Radio Cadena Agramonte
Mercredi, le 12 Mai 2021
Mardi, le 20 Avril 2021 - 12:13:20

Le Parti: la force qui révolutionne la Révolution



La chose la plus révolutionnaire au sein de la Révolution est et doit toujours être le Parti, qui est la force qui révolutionne la Révolution, a déclaré Miguel Díaz-Canel, premier secrétaire du Comité central du Parti communiste de Cuba (PCC) et président aujourd'hui dans cette capitale de la République, à la fin du 8e Congrès de l'organisation politique.

Díaz-Canel a décrit la réunion comme un moment historique dans lequel le transfert progressif aux nouvelles générations des tâches principales du pays a eu lieu, qu'il considérait comme une étape importante dans l'histoire politique cubaine et définit le Congrès comme celui de la continuité.

Raúl: référence pour les communistes et les révolutionnaires

Le président cubain a souligné que le principal porte-étendard de ce processus a été le général d'armée Raúl Castro, qui a préparé, dirigé et dirigé le processus de continuité avec ténacité, sans attachement aux postes et responsabilités, sérénité, maturité, confiance, altruisme et modestie.

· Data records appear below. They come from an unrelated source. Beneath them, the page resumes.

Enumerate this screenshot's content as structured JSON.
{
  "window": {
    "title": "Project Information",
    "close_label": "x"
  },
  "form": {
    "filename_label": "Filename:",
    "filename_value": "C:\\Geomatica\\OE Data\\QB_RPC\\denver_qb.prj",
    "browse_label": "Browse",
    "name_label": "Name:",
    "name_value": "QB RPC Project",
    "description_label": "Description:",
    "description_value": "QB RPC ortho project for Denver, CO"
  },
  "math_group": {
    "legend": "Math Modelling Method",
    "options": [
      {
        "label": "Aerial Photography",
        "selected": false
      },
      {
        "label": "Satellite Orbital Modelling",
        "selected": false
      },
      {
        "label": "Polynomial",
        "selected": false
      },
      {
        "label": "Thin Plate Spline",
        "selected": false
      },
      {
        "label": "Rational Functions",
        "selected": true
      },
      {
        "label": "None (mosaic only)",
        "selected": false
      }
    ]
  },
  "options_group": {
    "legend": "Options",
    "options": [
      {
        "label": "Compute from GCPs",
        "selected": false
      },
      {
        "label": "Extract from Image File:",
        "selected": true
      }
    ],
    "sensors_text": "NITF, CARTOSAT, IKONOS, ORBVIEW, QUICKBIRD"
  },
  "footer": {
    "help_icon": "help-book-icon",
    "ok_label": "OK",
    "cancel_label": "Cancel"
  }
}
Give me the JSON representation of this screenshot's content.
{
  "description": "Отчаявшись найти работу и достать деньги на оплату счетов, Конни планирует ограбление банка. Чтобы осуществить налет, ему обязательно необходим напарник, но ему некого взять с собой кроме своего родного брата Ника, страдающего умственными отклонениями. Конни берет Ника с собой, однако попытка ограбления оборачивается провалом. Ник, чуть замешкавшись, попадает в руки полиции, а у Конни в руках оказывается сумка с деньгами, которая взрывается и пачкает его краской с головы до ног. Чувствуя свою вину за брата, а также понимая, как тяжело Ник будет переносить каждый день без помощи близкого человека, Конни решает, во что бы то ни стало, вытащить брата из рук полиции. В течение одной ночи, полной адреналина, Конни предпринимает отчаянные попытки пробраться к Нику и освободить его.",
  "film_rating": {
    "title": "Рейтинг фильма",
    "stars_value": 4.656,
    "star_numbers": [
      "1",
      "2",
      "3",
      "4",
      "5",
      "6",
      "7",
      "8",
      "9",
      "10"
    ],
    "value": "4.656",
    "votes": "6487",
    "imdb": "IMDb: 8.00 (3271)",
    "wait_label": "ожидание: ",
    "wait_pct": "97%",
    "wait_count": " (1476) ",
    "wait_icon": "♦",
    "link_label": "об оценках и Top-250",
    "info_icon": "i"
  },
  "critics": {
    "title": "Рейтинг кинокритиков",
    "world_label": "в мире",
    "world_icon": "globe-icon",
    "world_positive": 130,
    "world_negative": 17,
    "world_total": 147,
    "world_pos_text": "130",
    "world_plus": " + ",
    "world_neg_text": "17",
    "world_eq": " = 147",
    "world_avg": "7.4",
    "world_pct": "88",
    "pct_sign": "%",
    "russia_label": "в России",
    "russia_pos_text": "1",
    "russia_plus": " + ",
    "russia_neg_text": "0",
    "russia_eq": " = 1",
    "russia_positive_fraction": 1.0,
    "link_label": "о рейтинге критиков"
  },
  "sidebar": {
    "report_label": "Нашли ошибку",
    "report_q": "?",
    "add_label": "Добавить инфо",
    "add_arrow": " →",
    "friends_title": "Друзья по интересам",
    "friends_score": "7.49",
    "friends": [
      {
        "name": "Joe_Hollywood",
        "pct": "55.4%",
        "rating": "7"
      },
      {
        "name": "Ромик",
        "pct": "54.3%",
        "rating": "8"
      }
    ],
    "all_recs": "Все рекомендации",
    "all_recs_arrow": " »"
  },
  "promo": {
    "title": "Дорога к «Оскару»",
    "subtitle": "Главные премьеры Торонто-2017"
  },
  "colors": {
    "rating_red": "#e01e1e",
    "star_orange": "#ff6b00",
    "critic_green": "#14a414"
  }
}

Il sera consulté sur les décisions stratégiques de plus grande importance pour le destin de la nation, a assuré le Premier secrétaire du Comité central du PCC, ajoutant qu'il continuera à être présent car il est une référence pour tout communiste et révolutionnaire.

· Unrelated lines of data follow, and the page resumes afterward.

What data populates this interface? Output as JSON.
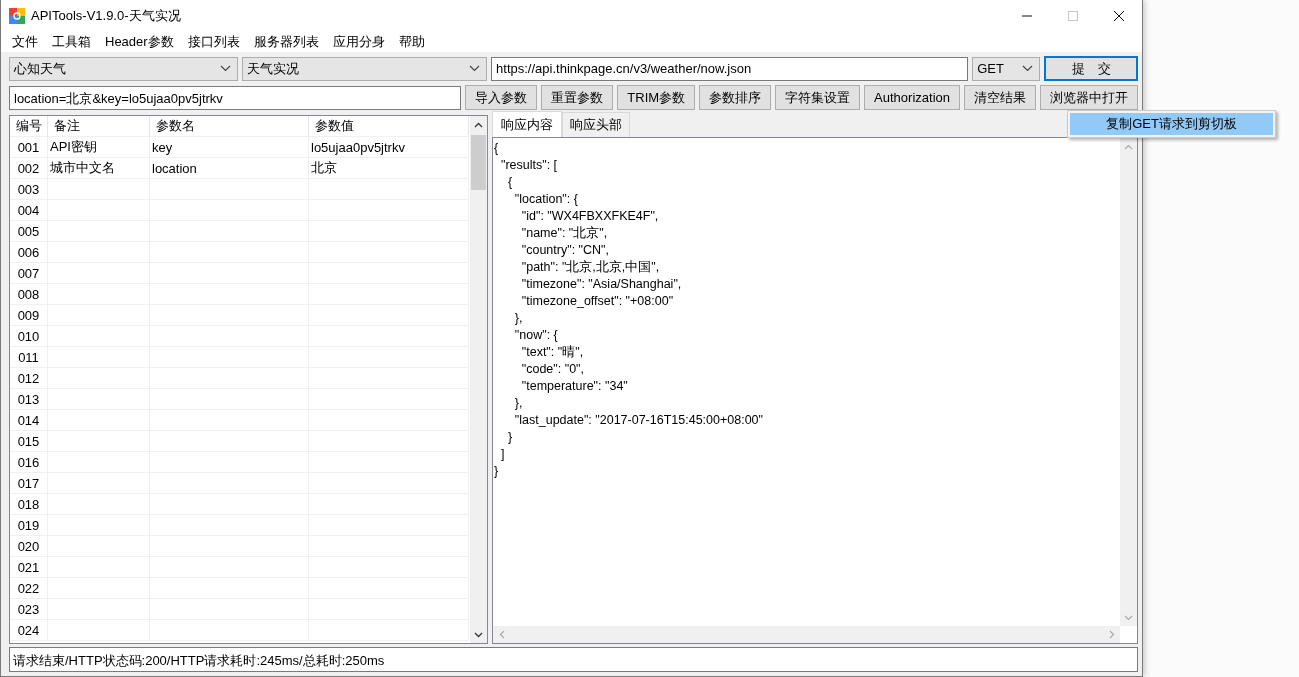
{
  "window": {
    "title": "APITools-V1.9.0-天气实况",
    "controls": [
      {
        "kind": "minimize",
        "disabled": false
      },
      {
        "kind": "maximize",
        "disabled": true
      },
      {
        "kind": "close",
        "disabled": false
      }
    ]
  },
  "menu": [
    "文件",
    "工具箱",
    "Header参数",
    "接口列表",
    "服务器列表",
    "应用分身",
    "帮助"
  ],
  "request": {
    "provider": "心知天气",
    "api": "天气实况",
    "url": "https://api.thinkpage.cn/v3/weather/now.json",
    "method": "GET",
    "submit": "提　交",
    "params": "location=北京&key=lo5ujaa0pv5jtrkv"
  },
  "toolbar": [
    "导入参数",
    "重置参数",
    "TRIM参数",
    "参数排序",
    "字符集设置",
    "Authorization",
    "清空结果",
    "浏览器中打开"
  ],
  "context_menu": [
    {
      "label": "复制GET请求到剪切板",
      "highlighted": true
    }
  ],
  "table": {
    "columns": [
      "编号",
      "备注",
      "参数名",
      "参数值"
    ],
    "rows": [
      {
        "no": "001",
        "remark": "API密钥",
        "name": "key",
        "value": "lo5ujaa0pv5jtrkv"
      },
      {
        "no": "002",
        "remark": "城市中文名",
        "name": "location",
        "value": "北京"
      },
      {
        "no": "003"
      },
      {
        "no": "004"
      },
      {
        "no": "005"
      },
      {
        "no": "006"
      },
      {
        "no": "007"
      },
      {
        "no": "008"
      },
      {
        "no": "009"
      },
      {
        "no": "010"
      },
      {
        "no": "011"
      },
      {
        "no": "012"
      },
      {
        "no": "013"
      },
      {
        "no": "014"
      },
      {
        "no": "015"
      },
      {
        "no": "016"
      },
      {
        "no": "017"
      },
      {
        "no": "018"
      },
      {
        "no": "019"
      },
      {
        "no": "020"
      },
      {
        "no": "021"
      },
      {
        "no": "022"
      },
      {
        "no": "023"
      },
      {
        "no": "024"
      }
    ]
  },
  "tabs": [
    {
      "label": "响应内容",
      "selected": true
    },
    {
      "label": "响应头部",
      "selected": false
    }
  ],
  "response_lines": [
    "{",
    "  \"results\": [",
    "    {",
    "      \"location\": {",
    "        \"id\": \"WX4FBXXFKE4F\",",
    "        \"name\": \"北京\",",
    "        \"country\": \"CN\",",
    "        \"path\": \"北京,北京,中国\",",
    "        \"timezone\": \"Asia/Shanghai\",",
    "        \"timezone_offset\": \"+08:00\"",
    "      },",
    "      \"now\": {",
    "        \"text\": \"晴\",",
    "        \"code\": \"0\",",
    "        \"temperature\": \"34\"",
    "      },",
    "      \"last_update\": \"2017-07-16T15:45:00+08:00\"",
    "    }",
    "  ]",
    "}"
  ],
  "status_bar": "请求结束/HTTP状态码:200/HTTP请求耗时:245ms/总耗时:250ms"
}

Lors de l'examen du travail du général d'armée à la tête de la direction du pays, Díaz-Canel a souligné l'impulsion d'importants changements conceptuels et structurels, y compris l'amélioration du modèle économique, la renégociation de la dette, la nouvelle loi sur l'immigration et l'expansion de la gestion des formulaires non étatiques.

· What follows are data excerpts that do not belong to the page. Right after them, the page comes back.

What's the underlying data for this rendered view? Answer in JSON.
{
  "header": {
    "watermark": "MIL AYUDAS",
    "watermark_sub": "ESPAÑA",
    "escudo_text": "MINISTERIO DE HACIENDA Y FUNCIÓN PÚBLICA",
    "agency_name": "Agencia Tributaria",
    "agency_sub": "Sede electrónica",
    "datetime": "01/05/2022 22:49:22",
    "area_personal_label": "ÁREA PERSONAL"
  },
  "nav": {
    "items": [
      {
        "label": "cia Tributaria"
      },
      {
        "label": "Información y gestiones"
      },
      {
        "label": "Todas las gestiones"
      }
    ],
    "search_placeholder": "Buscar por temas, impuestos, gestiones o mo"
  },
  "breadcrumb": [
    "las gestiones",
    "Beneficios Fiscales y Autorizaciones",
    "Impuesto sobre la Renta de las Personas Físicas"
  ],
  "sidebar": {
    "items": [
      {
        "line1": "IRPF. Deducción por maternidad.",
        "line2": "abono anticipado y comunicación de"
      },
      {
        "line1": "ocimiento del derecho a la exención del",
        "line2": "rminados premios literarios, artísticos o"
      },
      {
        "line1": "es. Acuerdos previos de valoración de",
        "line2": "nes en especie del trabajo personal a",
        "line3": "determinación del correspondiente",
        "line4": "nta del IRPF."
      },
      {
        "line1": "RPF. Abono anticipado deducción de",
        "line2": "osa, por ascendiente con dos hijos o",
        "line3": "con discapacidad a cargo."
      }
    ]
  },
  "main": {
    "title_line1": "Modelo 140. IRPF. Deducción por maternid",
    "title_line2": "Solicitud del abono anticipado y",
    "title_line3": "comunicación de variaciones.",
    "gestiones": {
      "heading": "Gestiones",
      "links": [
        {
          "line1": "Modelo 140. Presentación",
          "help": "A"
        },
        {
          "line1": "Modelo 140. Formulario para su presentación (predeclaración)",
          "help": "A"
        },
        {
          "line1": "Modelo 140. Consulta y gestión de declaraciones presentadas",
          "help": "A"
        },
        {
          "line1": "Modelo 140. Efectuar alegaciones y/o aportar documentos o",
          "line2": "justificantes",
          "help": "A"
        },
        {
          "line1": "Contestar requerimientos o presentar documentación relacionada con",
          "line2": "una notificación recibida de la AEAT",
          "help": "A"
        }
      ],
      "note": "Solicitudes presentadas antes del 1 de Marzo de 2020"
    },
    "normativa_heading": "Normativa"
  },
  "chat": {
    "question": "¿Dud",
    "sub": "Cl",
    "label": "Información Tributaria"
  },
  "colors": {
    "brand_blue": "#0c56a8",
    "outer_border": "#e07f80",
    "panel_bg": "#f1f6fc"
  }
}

Il a également envisagé l'élaboration de nouvelles réglementations pour le secteur agricole, la création de la zone spéciale de développement de Mariel, l'élimination des obstacles pour la société d'État cubaine, l'informatisation de la société et le maintien et l'amélioration des acquis sociaux.

Díaz-Canel a reconnu la réalisation de la libération des cinq héros (combattants antiterroristes cubains), et le développement d'une vaste et dynamique activité de relations extérieures, parmi lesquelles les faits les conversations pour le rétablissement des relations diplomatiques avec les États-Unis et le travail de Cuba en tant que président intérimaire de la Communauté des États d’Amérique latine et des Caraïbes.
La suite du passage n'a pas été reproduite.